Filistin davasını sadece bir halk ve toprak davası saymak bilmezlik ve art niyettir.
Filistin davası, ayetle mübarek olduğu bildirilen mukaddes topraklar ve sembollerin davasıdır.
Filistin davası, bir bilinç davasıdır.
Filistin davası, içinde peygamberlerin ayak izleri ve mücadele süreçlerinin; Kudüs, Mescid-i Aksa, miraç ve ilk kıble gerçekliğinin bilinme ve sahip çıkılma davasıdır.

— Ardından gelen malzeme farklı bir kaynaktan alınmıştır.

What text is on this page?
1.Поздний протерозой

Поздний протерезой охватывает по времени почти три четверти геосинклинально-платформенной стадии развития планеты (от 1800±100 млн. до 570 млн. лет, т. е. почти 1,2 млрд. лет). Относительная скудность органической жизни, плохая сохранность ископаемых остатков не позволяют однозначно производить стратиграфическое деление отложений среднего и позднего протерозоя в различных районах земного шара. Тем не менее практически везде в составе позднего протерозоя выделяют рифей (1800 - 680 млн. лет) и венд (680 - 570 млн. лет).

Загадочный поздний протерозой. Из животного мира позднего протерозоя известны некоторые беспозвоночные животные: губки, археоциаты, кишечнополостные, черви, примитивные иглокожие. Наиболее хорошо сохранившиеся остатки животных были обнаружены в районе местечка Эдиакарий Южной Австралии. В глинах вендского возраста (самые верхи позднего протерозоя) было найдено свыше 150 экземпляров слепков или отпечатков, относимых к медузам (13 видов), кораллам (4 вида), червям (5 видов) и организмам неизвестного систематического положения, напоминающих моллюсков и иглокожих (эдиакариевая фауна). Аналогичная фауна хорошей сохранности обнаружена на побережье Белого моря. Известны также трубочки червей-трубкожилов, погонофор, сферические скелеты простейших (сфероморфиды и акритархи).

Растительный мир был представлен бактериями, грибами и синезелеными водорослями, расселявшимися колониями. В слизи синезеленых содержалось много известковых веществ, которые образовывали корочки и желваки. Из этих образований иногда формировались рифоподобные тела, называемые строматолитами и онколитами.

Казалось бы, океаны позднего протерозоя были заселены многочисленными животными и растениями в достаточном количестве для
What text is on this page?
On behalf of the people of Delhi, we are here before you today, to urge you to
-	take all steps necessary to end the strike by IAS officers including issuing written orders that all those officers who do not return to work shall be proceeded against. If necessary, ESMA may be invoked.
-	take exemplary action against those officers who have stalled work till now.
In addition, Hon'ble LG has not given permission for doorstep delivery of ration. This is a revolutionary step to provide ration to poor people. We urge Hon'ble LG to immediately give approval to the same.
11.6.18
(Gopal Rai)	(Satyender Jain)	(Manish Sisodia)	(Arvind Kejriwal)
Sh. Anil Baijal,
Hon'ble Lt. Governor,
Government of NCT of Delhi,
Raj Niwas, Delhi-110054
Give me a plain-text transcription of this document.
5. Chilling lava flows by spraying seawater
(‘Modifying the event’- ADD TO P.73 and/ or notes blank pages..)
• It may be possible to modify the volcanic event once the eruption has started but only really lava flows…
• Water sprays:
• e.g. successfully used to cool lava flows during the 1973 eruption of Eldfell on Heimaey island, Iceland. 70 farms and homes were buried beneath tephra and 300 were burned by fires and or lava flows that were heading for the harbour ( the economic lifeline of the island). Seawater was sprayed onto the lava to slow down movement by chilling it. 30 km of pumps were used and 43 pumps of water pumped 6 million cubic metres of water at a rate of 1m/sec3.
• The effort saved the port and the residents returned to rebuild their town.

Filistin/Kudüs davasına sahip çıkmak 7 Ekim’in tetiklediği Aksa Tufanı eksenli değildir. Bu davaya sahiplik Hz. Ömer’in Kudüs’ün anahtarlarını teslim almasıyla başlayan, Selahaddin-i Eyyübi ile haçlı tasallutundan kurtarılan, Sultan Abdulhamid’le bağlılığı ortaya konulan, I. Dünya Savaşı akabinde İngilizlerin işgaliyle yeniden gönülde bir yaraya dönüşen, İsrail’in 1948 tasallutu ile mazlum Filistin halkına sadece zulüm, mültecilik ve soykırım getiren bir sürecin göz ardı edilmemesidir.
1912 İngiliz işgali ve 1948 İsrail tasallutu, beraberinde Filistinlilerin evlerinden, beldelerinden, topraklarından ve mübarek mekânlardan koparılmasını getirmiştir. O günden bugüne her yeni gün Filistinliler için ‘ya evlerin yıkılması, ya saldırıya uğrama, ya hak gaspına, ya katledilme, ya kutsal mekânlarına tecavüzle’ eşdeğer olmuştur.
Filistin’de yaşayan, o toprakların gerçek sahipleri mal ve canlarından olmakla tehdit edilerek işgalciler tarafından sürgüne gönderilmiştir. Vatanı namus bilen Filistinliler her alanda işgalcilere karşı zorlu bir mücadeleye girişmişlerdir. Birilerinin karalama amaçlı öne sürdüğü ‘Topraklarını sattılar, satmasaydılar.’ fikrinin hayalini bile kendilerine yakıştırmamışlardır.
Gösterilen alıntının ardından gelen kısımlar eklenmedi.